20090218

mosquito

got caught in the sticky jelly of my eye,
whizzed in like a kamikaze man.
destroyed with a blink. see a wing
float on the crest of a hot tear,
the ruin you brought here.

.the.sin.in.syntax.

I attended a linguistics talk today, in a room where the linguistics faculty numbered the linguistics students (even including me). Or maybe it was about equal. Maybe even greater, because it'd be nice to think that we're all still learning.

Judith Tonhauser and Cynthia Clopper - whose exact academic titles escape me at the moment, but rest assured that they are highly esteemed and qualified - were giving a talk on their field work on the Guaraní language of Paraguay. Most notably, Judith (it's not as if I'm reducing the women to their given names; we like to be on a first name basis in the department) had spent a few years working on a thesis in Paraguay dealing with the supposed nominal tense markers (in actuality, she concluded in her research that they are actually aspect markers). Following that, she wanted to find out if there was phonetic/prosodic marking for conveying contrastive semantic meaning. Being a semanticist-syntactician by trade, she enlisted the aid of Cynthia, who proceeded to fly down to Asunción.

What does that all mean?
Essentially, Guaraní has morphological markers that can be added to nouns that give them temporal meaning, in the same way that tense can be attached to a verb (i.e. "-ed") to place it temporally. The distinction between tense and aspect lies in some murky waters, but essentially, it comes down to felicity, in that one can say "Fernando was a teacher and is now a teacher." (tense), but cannot say "Fernando is a former teacher and is now a teacher." (where "former" is serving as our temporal nominal aspect marker). Using this test was how Judith determined that the markers were aspect markers and not tense markers.
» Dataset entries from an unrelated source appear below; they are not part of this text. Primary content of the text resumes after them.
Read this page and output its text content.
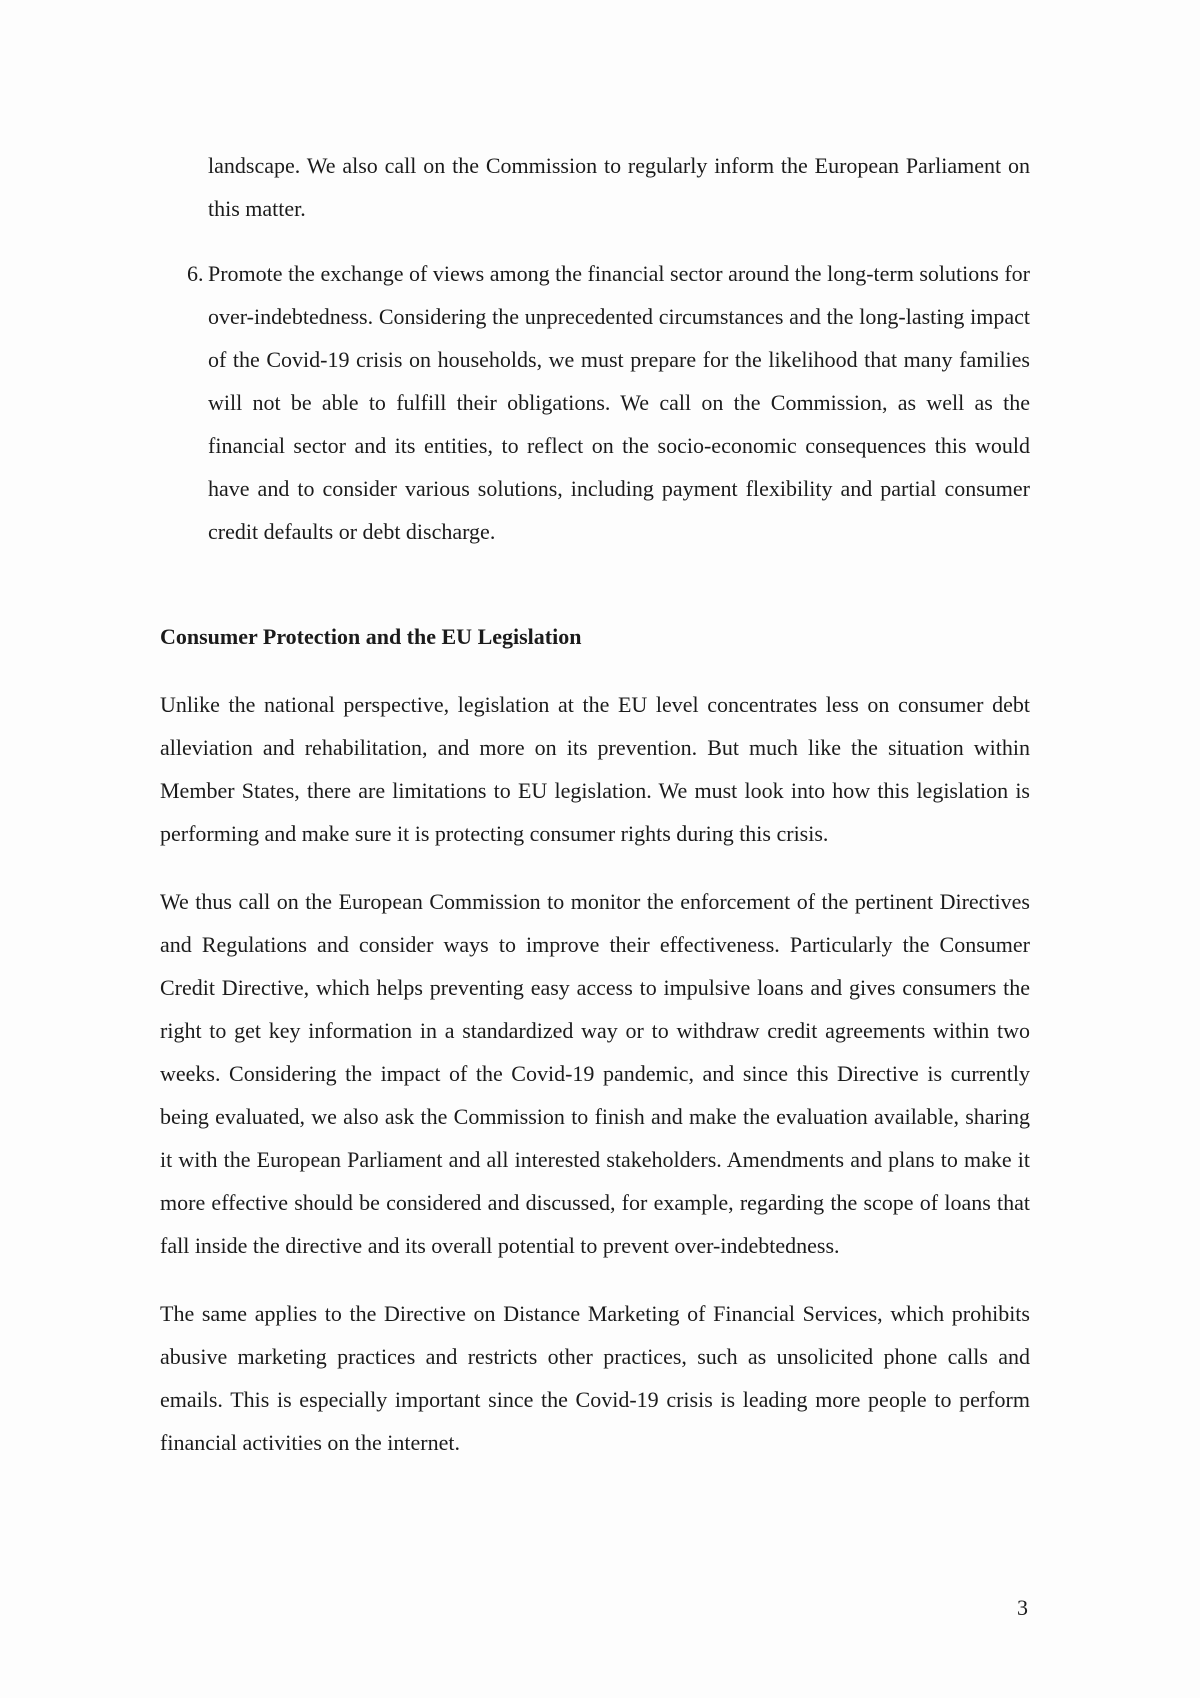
landscape. We also call on the Commission to regularly inform the European Parliament on this matter.

6. Promote the exchange of views among the financial sector around the long-term solutions for over-indebtedness. Considering the unprecedented circumstances and the long-lasting impact of the Covid-19 crisis on households, we must prepare for the likelihood that many families will not be able to fulfill their obligations. We call on the Commission, as well as the financial sector and its entities, to reflect on the socio-economic consequences this would have and to consider various solutions, including payment flexibility and partial consumer credit defaults or debt discharge.
Consumer Protection and the EU Legislation

Unlike the national perspective, legislation at the EU level concentrates less on consumer debt alleviation and rehabilitation, and more on its prevention. But much like the situation within Member States, there are limitations to EU legislation. We must look into how this legislation is performing and make sure it is protecting consumer rights during this crisis.

We thus call on the European Commission to monitor the enforcement of the pertinent Directives and Regulations and consider ways to improve their effectiveness. Particularly the Consumer Credit Directive, which helps preventing easy access to impulsive loans and gives consumers the right to get key information in a standardized way or to withdraw credit agreements within two weeks. Considering the impact of the Covid-19 pandemic, and since this Directive is currently being evaluated, we also ask the Commission to finish and make the evaluation available, sharing it with the European Parliament and all interested stakeholders. Amendments and plans to make it more effective should be considered and discussed, for example, regarding the scope of loans that fall inside the directive and its overall potential to prevent over-indebtedness.

The same applies to the Directive on Distance Marketing of Financial Services, which prohibits abusive marketing practices and restricts other practices, such as unsolicited phone calls and emails. This is especially important since the Covid-19 crisis is leading more people to perform financial activities on the internet.

3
And maybe that doesn't really clarify things. Linguistics can be a bit of a headfuck, and so as Julie said to me tonight, let's put the 'fun' back in phonetics and lift the theory off the paper a bit.
(On a side note, we decided that I like to put the 'sin' in syntax. And we won't speak about semantics...)

A translation of the sentence, "Fernando is selling a cow." might be rendered into something along the lines of "Fernando is selling future-meat." Unfortunately, I don't have the glosses to give you a true sense of what's going on, but let's say that "cow" is hypothetically translated into a word "FPXK". In that case, let's further assume that "-DZ" is our future aspect marker. What Fernando is selling then, is "meat", translated not as a third morpheme, but as "FPXK-DZ".

Starting to get it a bit?
Maybe this is all a bit too technical still.

Can the things that surround us undergo fundamental changes without any action, any 'verb', acting on them? Can a standing tree simply lay fallen in the forest without falling? Does the world even need us?
So maybe on one hand, the self-confident lobbyist of humanity can claim that we people make our worlds occur, that we bring motion and change into the world around us. His more humble brother in the field of quantum physics might nod his head in agreement and add that just our observation of the world causes the static universe to collapse into verbs.

But if we're the verbs, what about the nouns? The cow, the trees, the cups. What do they care? Maybe the speakers of Guaraní know something that we don't:
everything in the world has its own sense of purposeful and purposeless past, present and future, and frankly my dear, it doesn't give a damn if we're here to put it into words or not.